Seeking to take center stage in AI’s unfolding, IBM – in combination with New York state and several technology heavies – is investing $2 billion in the IBM Research AI Hardware Center, focused on developing next generation AI silicon, networking and manufacturing that will, IBM said, deliver 1,000x AI performance efficiency improvement over the next decade.

IBM's Mukesh Khare

“Today, AI’s ever-increasing sophistication is pushing the boundaries of the industry’s existing hardware systems as users find more ways to incorporate various sources of data from the edge, internet of things, and more,” stated Mukesh Khare, VP, IBM Research Semiconductor and AI Hardware Group, in a blog announcing the project. “…Today’s systems have achieved improved AI performance by infusing machine-learning capabilities with high-bandwidth CPUs and GPUs, specialized AI accelerators and high-performance networking equipment.

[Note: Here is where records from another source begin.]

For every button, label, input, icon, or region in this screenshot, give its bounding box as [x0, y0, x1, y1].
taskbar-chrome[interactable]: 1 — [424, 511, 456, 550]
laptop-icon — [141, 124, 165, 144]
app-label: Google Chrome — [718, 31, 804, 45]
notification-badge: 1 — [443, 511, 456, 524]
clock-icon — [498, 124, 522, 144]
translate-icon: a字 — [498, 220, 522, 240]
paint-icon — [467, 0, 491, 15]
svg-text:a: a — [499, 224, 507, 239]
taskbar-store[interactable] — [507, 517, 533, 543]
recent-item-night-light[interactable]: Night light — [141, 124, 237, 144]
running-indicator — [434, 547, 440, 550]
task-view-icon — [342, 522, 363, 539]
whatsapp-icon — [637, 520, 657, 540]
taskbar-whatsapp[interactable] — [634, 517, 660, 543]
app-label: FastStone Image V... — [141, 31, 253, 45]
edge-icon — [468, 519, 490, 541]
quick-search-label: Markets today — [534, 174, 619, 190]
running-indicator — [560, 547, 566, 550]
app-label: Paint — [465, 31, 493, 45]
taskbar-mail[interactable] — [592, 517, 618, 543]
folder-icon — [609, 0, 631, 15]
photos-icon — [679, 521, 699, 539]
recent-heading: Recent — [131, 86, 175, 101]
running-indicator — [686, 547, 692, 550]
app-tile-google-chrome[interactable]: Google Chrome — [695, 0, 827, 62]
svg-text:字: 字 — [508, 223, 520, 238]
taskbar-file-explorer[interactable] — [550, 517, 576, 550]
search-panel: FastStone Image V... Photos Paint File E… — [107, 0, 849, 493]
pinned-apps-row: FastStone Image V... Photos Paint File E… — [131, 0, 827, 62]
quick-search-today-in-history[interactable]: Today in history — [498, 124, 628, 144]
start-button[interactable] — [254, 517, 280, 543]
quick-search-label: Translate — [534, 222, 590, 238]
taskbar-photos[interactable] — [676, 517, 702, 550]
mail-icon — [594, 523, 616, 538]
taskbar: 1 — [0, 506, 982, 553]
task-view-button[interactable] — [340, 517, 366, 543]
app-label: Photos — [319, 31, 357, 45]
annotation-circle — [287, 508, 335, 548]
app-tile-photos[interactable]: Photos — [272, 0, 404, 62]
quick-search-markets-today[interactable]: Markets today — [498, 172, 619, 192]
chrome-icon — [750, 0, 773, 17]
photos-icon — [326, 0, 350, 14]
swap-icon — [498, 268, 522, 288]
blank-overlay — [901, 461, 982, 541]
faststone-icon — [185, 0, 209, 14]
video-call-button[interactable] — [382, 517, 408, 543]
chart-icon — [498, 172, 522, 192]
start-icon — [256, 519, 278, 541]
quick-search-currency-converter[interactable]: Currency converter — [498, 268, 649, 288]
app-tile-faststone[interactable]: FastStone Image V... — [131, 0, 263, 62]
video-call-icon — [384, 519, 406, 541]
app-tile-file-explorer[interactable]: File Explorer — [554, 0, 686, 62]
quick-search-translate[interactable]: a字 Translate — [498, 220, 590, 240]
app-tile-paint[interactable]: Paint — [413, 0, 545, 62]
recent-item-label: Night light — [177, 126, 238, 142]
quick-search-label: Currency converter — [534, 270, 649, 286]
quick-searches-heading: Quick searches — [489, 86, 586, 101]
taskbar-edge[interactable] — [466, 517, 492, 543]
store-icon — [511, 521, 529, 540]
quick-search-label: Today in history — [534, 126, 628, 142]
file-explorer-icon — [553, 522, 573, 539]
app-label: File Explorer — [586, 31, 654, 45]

To maintain this trajectory, new thinking is needed to accelerate AI performance scaling to match to ever-expanding AI workload complexities.”

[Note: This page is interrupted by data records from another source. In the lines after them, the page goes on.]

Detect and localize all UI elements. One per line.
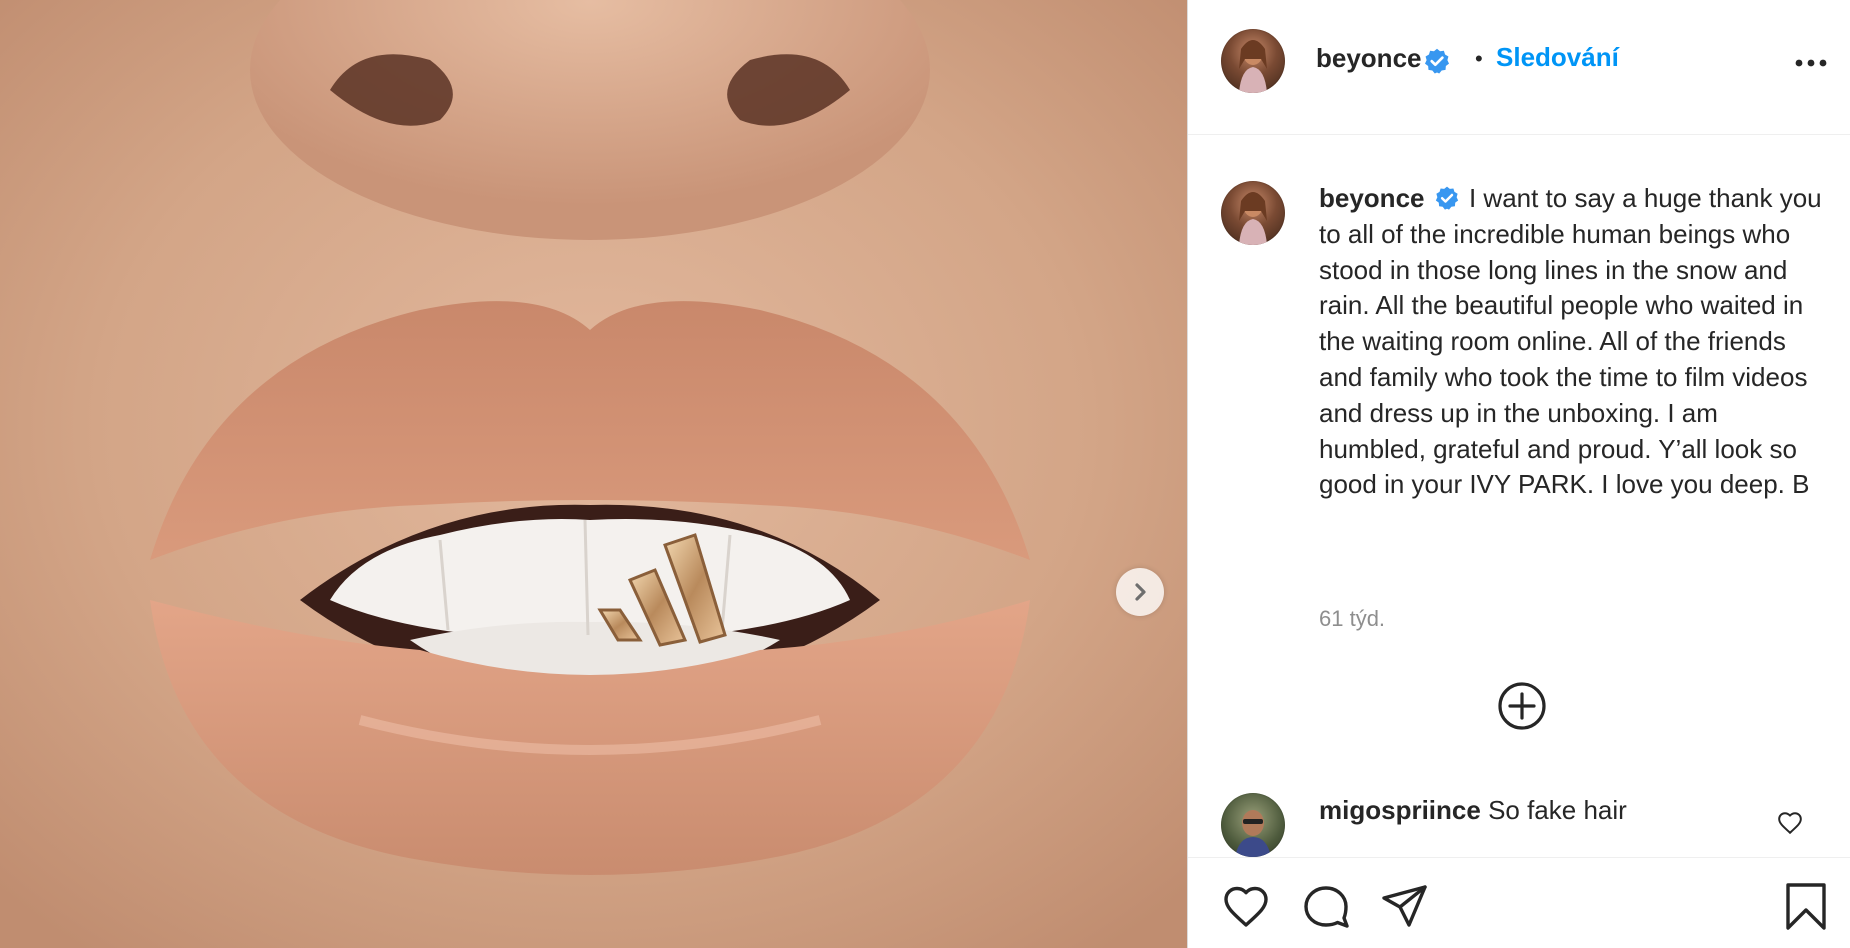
post-details-panel: beyonce • Sledování beyonce I want to sa… — [1187, 0, 1850, 948]
following-button[interactable]: Sledování — [1496, 42, 1619, 73]
avatar-image — [1235, 810, 1271, 857]
heart-icon[interactable] — [1221, 881, 1271, 931]
verified-badge-icon — [1435, 186, 1458, 210]
comment-text: So fake hair — [1488, 795, 1627, 825]
post-header: beyonce • Sledování — [1188, 0, 1850, 135]
comment-heart-icon[interactable] — [1777, 810, 1803, 836]
paper-plane-icon[interactable] — [1380, 881, 1430, 931]
caption-username[interactable]: beyonce — [1319, 183, 1425, 213]
chevron-right-icon — [1135, 583, 1146, 601]
bookmark-icon[interactable] — [1781, 881, 1831, 931]
next-image-button[interactable] — [1116, 568, 1164, 616]
post-photo — [0, 0, 1187, 948]
avatar-image — [1239, 192, 1267, 245]
comment: migospriince So fake hair — [1319, 795, 1627, 826]
post-image[interactable] — [0, 0, 1187, 948]
caption-text: I want to say a huge thank you to all of… — [1319, 183, 1822, 500]
commenter-avatar[interactable] — [1221, 793, 1285, 857]
avatar-image — [1239, 40, 1267, 93]
plus-circle-icon[interactable] — [1497, 681, 1547, 731]
author-avatar[interactable] — [1221, 29, 1285, 93]
verified-badge-icon — [1424, 48, 1450, 74]
post-caption: beyonce I want to say a huge thank you t… — [1319, 181, 1824, 503]
separator-dot: • — [1475, 46, 1483, 71]
comment-username[interactable]: migospriince — [1319, 795, 1481, 825]
post-actions-bar — [1188, 857, 1850, 948]
more-options-icon[interactable] — [1794, 58, 1828, 68]
author-username[interactable]: beyonce — [1316, 43, 1422, 74]
caption-author-avatar[interactable] — [1221, 181, 1285, 245]
post-timestamp[interactable]: 61 týd. — [1319, 606, 1385, 632]
comment-bubble-icon[interactable] — [1301, 881, 1351, 931]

IBM said the center will be the nucleus of a new ecosystem of research and commercial partners collaborating with IBM researchers. Partners announced today include Samsung for manufacturing and research, Mellanox Technologies for high-performance interconnect equipment, Synopsys for software platforms, emulation and prototyping, and IP for developing high-performance silicon chips, and semiconductor equipment companies Applied Materials and Tokyo Electron.

Hosted at SUNY Polytechnic Institute, Albany, NY, in collaboration with neighboring Rensselaer Polytechnic Institute Center for Computational Innovations, IBM said the company and its partners will “advance a range of technologies from chip level devices, materials, and architecture, to the software supporting AI workloads.”

IBM roadmap for 1,000x improvement in AI compute performance efficiency.

Big Blue said research at the center will focus on overcoming “current machine-learning limitations through approaches that include approximate computing through Digital AI Cores and in-memory computing through Analog AI Cores. These technologies will provide the thousand-fold increases in performance efficiency required for full realization of deep learning AI, the next major milestone in AI evolution, according to IBM.

“A key area of research and development will be systems that meet the demands of deep learning inference and training processes,” Khare said. “Such systems offer significant accuracy improvements over more general machine learning for unstructured data. Those intense processing demands will grow exponentially as algorithms become more complex in order to deliver AI systems with increased cognitive abilities.”

Khare said the research center will host R&D, emulation, prototyping, testing and simulation activities for new AI cores specially designed for training and deploying advanced AI models, including a test bed in which members can demonstrate innovations in real-world applications. Specialized wafer processing for the center will be done in Albany with some support at IBM’s Thomas J. Watson Research Center in Yorktown Heights, NY.